Incidentally, I was in my parents’ 1974 Oldsmobile Omega cruising the streets of Lethbridge.
Nice night for a drive…and an overtime marathon
When I dropped Vining off, I joked: “I wonder if the game is still on.” It was about 12:30 a.m.
|The New York Islanders celebrate Pat LaFontaine's goal in the fourth overtime period of Game 7 of the 1987|
Patrick Division Semi-final. It remains the longest Game 7 in Stanley Cup playoff history.
It had turned out to be an epic battle. Washington came out flying, but could not beat Islander goaltender Kelly Hrudey. Finally, with 48 seconds left in the opening period, Mike Gartner scored for the Capitals, with assists from Greg Adams and Scott Stevens, to give them a 1-0 lead after 20 minutes.
Pat Flatley tied it for New York with 8:25 to go in the second period, but Washington responded. With 1:15 left in the period, Grant Martin put the Capitals ahead with help from Adams and Larry Murphy.
That 2-1 score held up until Bryan Trottier tied the game 2-2 with with just over five minutes remaining in the third.
There was no more scoring in regulation time, or the first, second, or third overtime periods. Finally, with eight minutes gone in the fourth overtime period, New York's Pat LaFontaine took a turnaround snap shot from near the top of the face-off circle. It looked harmless, but beat goaltender Bob Mason to end the game after 68 minutes and 47 seconds of overtime. The assists went to Ken Leiter and Gord Dineen.
Everyone was exhausted, but they had cemented their place in history. Hrudey stopped a record 73 shots, including 50 straight after Martin's goal had made it 2-1 for Washington.

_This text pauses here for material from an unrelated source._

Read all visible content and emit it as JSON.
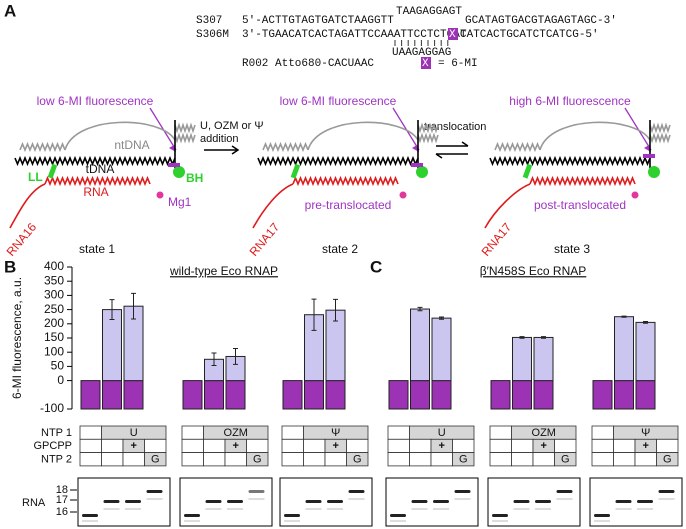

Washington had finished second and New York third in the Patrick Division that year, setting up a semi-final series that was the fifth straight year the two teams met in the playoffs. The year before, the Capitals eliminated the Islanders the earliest time in their history, although New York had won the other three series.

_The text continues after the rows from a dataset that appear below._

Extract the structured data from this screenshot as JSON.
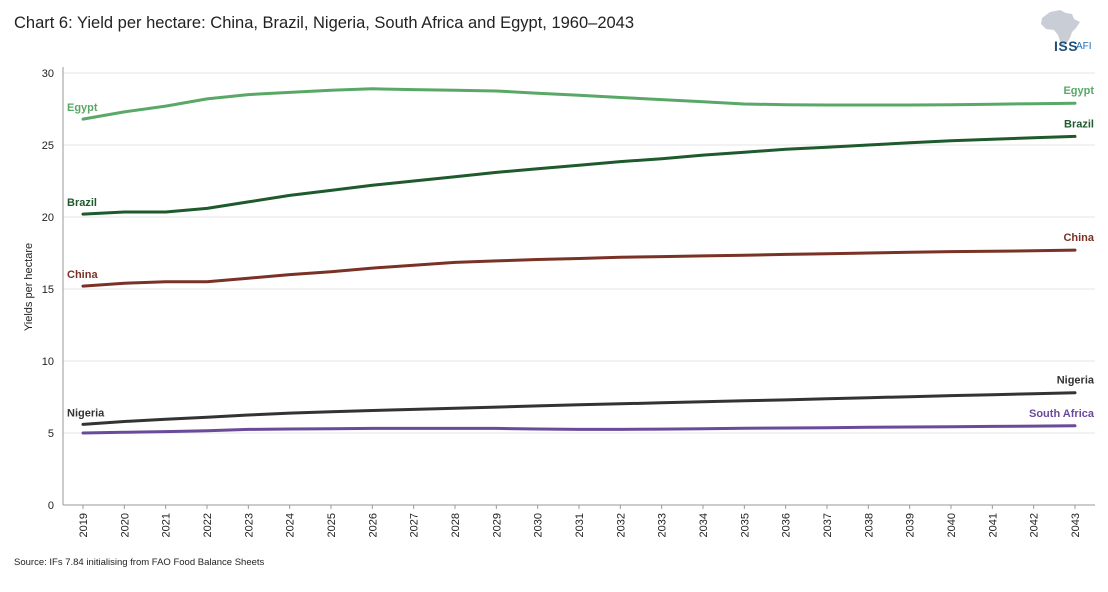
{
  "title": "Chart 6: Yield per hectare: China, Brazil, Nigeria, South Africa and Egypt, 1960–2043",
  "logo": {
    "iss": "ISS",
    "afi": "AFI"
  },
  "source": "Source: IFs 7.84 initialising from FAO Food Balance Sheets",
  "colors": {
    "Egypt": "#5aa867",
    "Brazil": "#1e5a2c",
    "China": "#7a3226",
    "Nigeria": "#333333",
    "South Africa": "#6a4a9a",
    "axis": "#999999",
    "grid": "#e6e6e6",
    "logo_africa": "#c9ced6"
  },
  "chart_data": {
    "type": "line",
    "title": "Chart 6: Yield per hectare: China, Brazil, Nigeria, South Africa and Egypt, 1960–2043",
    "xlabel": "",
    "ylabel": "Yields per hectare",
    "ylim": [
      0,
      30
    ],
    "yticks": [
      0,
      5,
      10,
      15,
      20,
      25,
      30
    ],
    "grid": true,
    "legend": "inline labels at series start and end",
    "x": [
      "2019",
      "2020",
      "2021",
      "2022",
      "2023",
      "2024",
      "2025",
      "2026",
      "2027",
      "2028",
      "2029",
      "2030",
      "2031",
      "2032",
      "2033",
      "2034",
      "2035",
      "2036",
      "2037",
      "2038",
      "2039",
      "2040",
      "2041",
      "2042",
      "2043"
    ],
    "series": [
      {
        "name": "Egypt",
        "start_label": "Egypt",
        "end_label": "Egypt",
        "values": [
          26.8,
          27.3,
          27.7,
          28.2,
          28.5,
          28.65,
          28.8,
          28.9,
          28.85,
          28.8,
          28.75,
          28.6,
          28.45,
          28.3,
          28.15,
          28.0,
          27.85,
          27.8,
          27.78,
          27.78,
          27.78,
          27.8,
          27.83,
          27.87,
          27.9
        ]
      },
      {
        "name": "Brazil",
        "start_label": "Brazil",
        "end_label": "Brazil",
        "values": [
          20.2,
          20.35,
          20.35,
          20.6,
          21.05,
          21.5,
          21.85,
          22.2,
          22.5,
          22.8,
          23.1,
          23.35,
          23.6,
          23.85,
          24.05,
          24.3,
          24.5,
          24.7,
          24.85,
          25.0,
          25.15,
          25.3,
          25.4,
          25.5,
          25.6
        ]
      },
      {
        "name": "China",
        "start_label": "China",
        "end_label": "China",
        "values": [
          15.2,
          15.4,
          15.5,
          15.5,
          15.75,
          16.0,
          16.2,
          16.45,
          16.65,
          16.85,
          16.95,
          17.05,
          17.12,
          17.2,
          17.25,
          17.3,
          17.35,
          17.4,
          17.45,
          17.5,
          17.55,
          17.6,
          17.62,
          17.65,
          17.7
        ]
      },
      {
        "name": "Nigeria",
        "start_label": "Nigeria",
        "end_label": "Nigeria",
        "values": [
          5.6,
          5.8,
          5.95,
          6.1,
          6.25,
          6.38,
          6.48,
          6.56,
          6.64,
          6.72,
          6.8,
          6.88,
          6.96,
          7.03,
          7.1,
          7.17,
          7.24,
          7.3,
          7.38,
          7.45,
          7.52,
          7.6,
          7.66,
          7.73,
          7.8
        ]
      },
      {
        "name": "South Africa",
        "start_label": "",
        "end_label": "South Africa",
        "values": [
          5.0,
          5.05,
          5.1,
          5.15,
          5.25,
          5.28,
          5.3,
          5.32,
          5.32,
          5.32,
          5.32,
          5.28,
          5.25,
          5.25,
          5.27,
          5.3,
          5.33,
          5.35,
          5.37,
          5.4,
          5.42,
          5.44,
          5.46,
          5.48,
          5.5
        ]
      }
    ]
  }
}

Washington jumped out to a 3-1 series lead, before the Islanders won two straight to set up the decisive Game 7. Their victory was just the second time in 12 years a team had come back from that kind of deficit.
There was no rest for the wicked as the Islanders had to re-group to face the well-rested Philadelphia Flyers. Again, the Islanders fell behind in the series 3-1, and again they battled back to force a decisive Game 7. The clock struck midnight for this Cinderella, as the Flyers won 5-1 to take the series. They would go on to the Stanley Cup final, losing in seven games to the Edmonton Oilers.